I remember a bunch of Eagles fans coming down to Jacksonville for the Jaguars game (the score of that game didn’t accurately reflect the real beating the Jags put on the Eagles that day) just after PSU had reached number one in the polls. As much as I dislike the Eagles, I couldn’t help but celebrate with these fans as they changed “Joe Paterno is number one!” It was great fun.

But he really was just a man – and now, painfully, we realize that.

I’ve been reading everything I could get my hands on about Paterno over the last few days, and much of what I’ve read reinforces this lesson. All three of these accounts are worth a full read.

His record will show that he was a great, indomitable champion who amassed a record 409 victories, as well as an intelligent advocate who worked tirelessly for poor and minority athletes his whole career. It will show that he was utterly devoted to his players, regularly graduated more than 75 percent of them, and had 47 academic all-Americans. It will show that he made mistakes and omissions, one of them possibly truly costly. It will show that he mostly maintained his perspective and remained true to himself.
Joe Paterno dies, leaving record for others to debate

Thank you so much for being a great example, Joe. I will keep your memory alive as I too am not a perfect man, but yet and still a man. That means I can admit when I’ve made a mistake. I will protect and provide for my family, I will never yield standing on my spiritual, moral values and principles. Most important, I will always keep God first in the things that I do in my life.
Thoughts on the passing of Coach Joe Paterno, by Lavar Arrington

A couple of comments on Lavar’s post also caught my eye.

You are a bit biased in your opinion, LaVar and rightfully so. However, to the casual and even not-so causual observer Joe Paterno built a great football program, which ultimately consumed him. People from PSU are infatuated with him and it is like hero-worship in what is now widely known as Creepy Valley. Thus, folks closely associated with PSU (wearing JoPa blinders) will never be able to see Paterno for what he really was — one of the greatest football coaches ever, who became so enebriated with his football machine that he could no longer distinguish right from wrong. What he failed to do was not a trivial matter. He helped cover up child molestation — a very serious crimianl offense — and helping cover child molestation can never, ever be condoned.

It is a shame that his 60+ years as being a teacher, mentor, protector and defender of kids vanishes with one horrific neglect, misstep, etc., but in the end it does. It was this realization that probably killed him.

And from The sacred narrative of Joe Paterno

…But it’s worth remembering that the defining attribute of a “legend” is its casual relationship to the facts.

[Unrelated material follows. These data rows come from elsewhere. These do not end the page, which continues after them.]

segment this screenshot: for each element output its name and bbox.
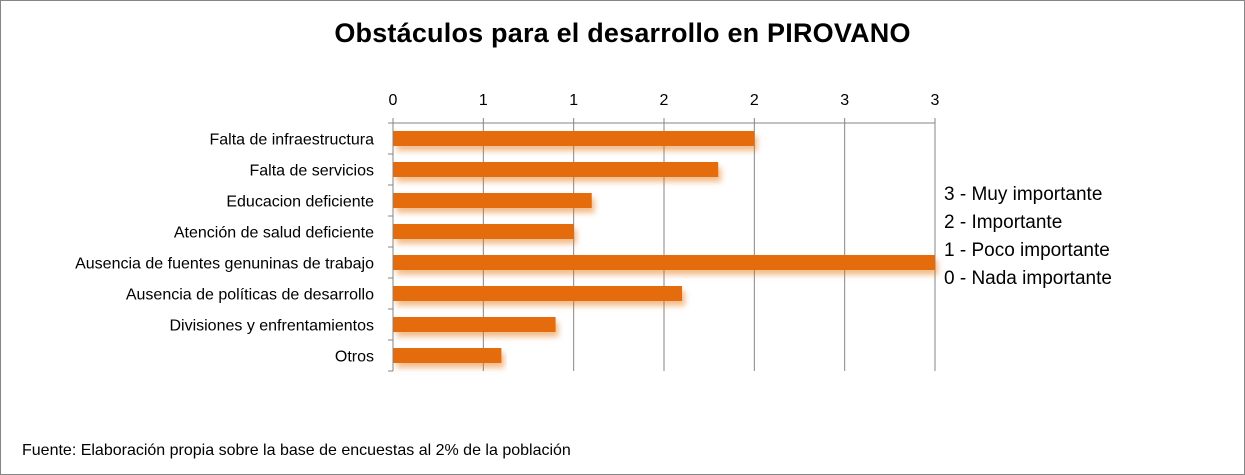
x-tick-label: 0 [389, 92, 398, 109]
bar [393, 131, 755, 146]
category-label: Otros [335, 349, 374, 366]
category-labels: Falta de infraestructura Falta de servici… [75, 132, 374, 366]
category-label: Divisiones y enfrentamientos [169, 318, 374, 335]
bar [393, 317, 556, 332]
legend-item-1: 1 - Poco importante [944, 240, 1110, 261]
category-label: Ausencia de políticas de desarrollo [126, 287, 374, 304]
category-label: Atención de salud deficiente [174, 225, 374, 242]
legend-item-0: 0 - Nada importante [944, 268, 1112, 289]
bar [393, 224, 574, 239]
x-tick-label: 2 [750, 92, 759, 109]
x-tick-label: 1 [569, 92, 578, 109]
x-tick-label: 3 [840, 92, 849, 109]
grid-lines [392, 123, 936, 371]
axes [388, 118, 936, 372]
bar [393, 193, 592, 208]
x-tick-label: 2 [660, 92, 669, 109]
category-label: Ausencia de fuentes genuninas de trabajo [75, 256, 374, 273]
importance-scale-legend: 3 - Muy importante 2 - Importante 1 - Po… [944, 181, 1112, 293]
bars [393, 131, 935, 363]
legend-item-3: 3 - Muy importante [944, 184, 1103, 205]
chart-title: Obstáculos para el desarrollo en PIROVAN… [334, 18, 911, 48]
x-tick-label: 3 [931, 92, 940, 109]
category-label: Falta de servicios [250, 163, 375, 180]
x-tick-labels: 0 1 1 2 2 3 3 [389, 92, 940, 109]
bar [393, 286, 683, 301]
bar [393, 348, 502, 363]
source-note: Fuente: Elaboración propia sobre la base… [22, 442, 571, 459]
category-label: Educacion deficiente [226, 194, 374, 211]
legend-item-2: 2 - Importante [944, 212, 1063, 233]
x-tick-label: 1 [479, 92, 488, 109]
bar [393, 162, 719, 177]
bar [393, 255, 935, 270]
category-label: Falta de infraestructura [209, 132, 374, 149]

His life, his deeds, his thoughts, his living and breathing flesh, were fixed in legend decades before he died. No living man or woman can live up to that.

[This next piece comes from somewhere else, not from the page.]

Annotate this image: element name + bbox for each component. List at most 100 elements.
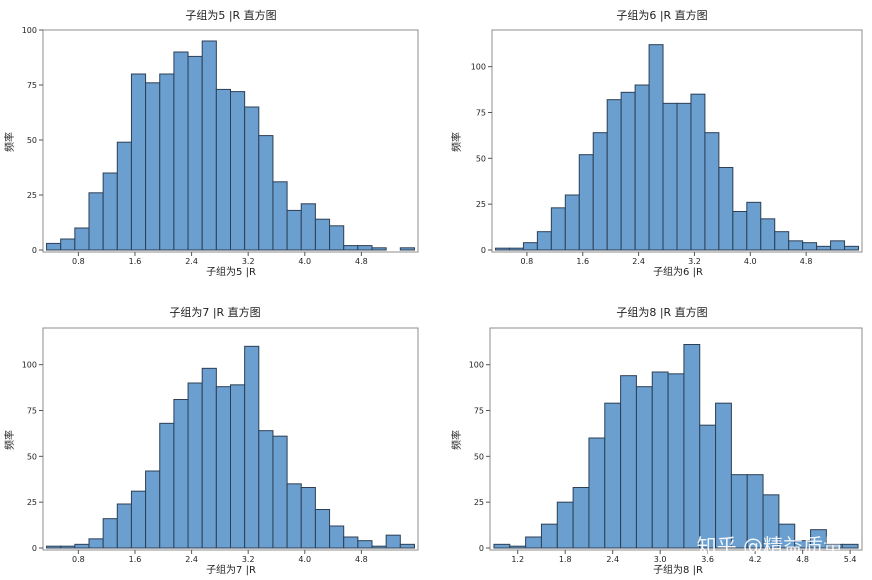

Over the next few days and then out across the years, we’ll read and hear and see a mountain of fictions about Joe Paterno. This is legend-building and storytelling and the necessary making of our mythology. In our sadness at his passing, we’ll want the legend to be very big and very simple.

This is the reflex of our best intentions.

But a man is a small and complex and contradictory thing. Hard to see, hard to find. Even Joe Paterno. And even in our mourning, the truth cuts in every direction at once. He took some of that truth with him when he died, but enough was left behind that people are fighting over it now. What’s at stake is how he’ll be remembered.

All mythology is cautionary. Every story is a warning.

He was a husband and he was a son and he was a father. He was right and he was wrong, and like most of us, he did his best. A hero to millions, in his own telling he failed his greatest challenge.

If it came to that, could you do right if it cost you everything? Would you sacrifice yourself and all you’ve built to save a stranger?

Joe Paterno was no more and no less than human, and no living man can contend with his own legend. No man can live in his own shadow.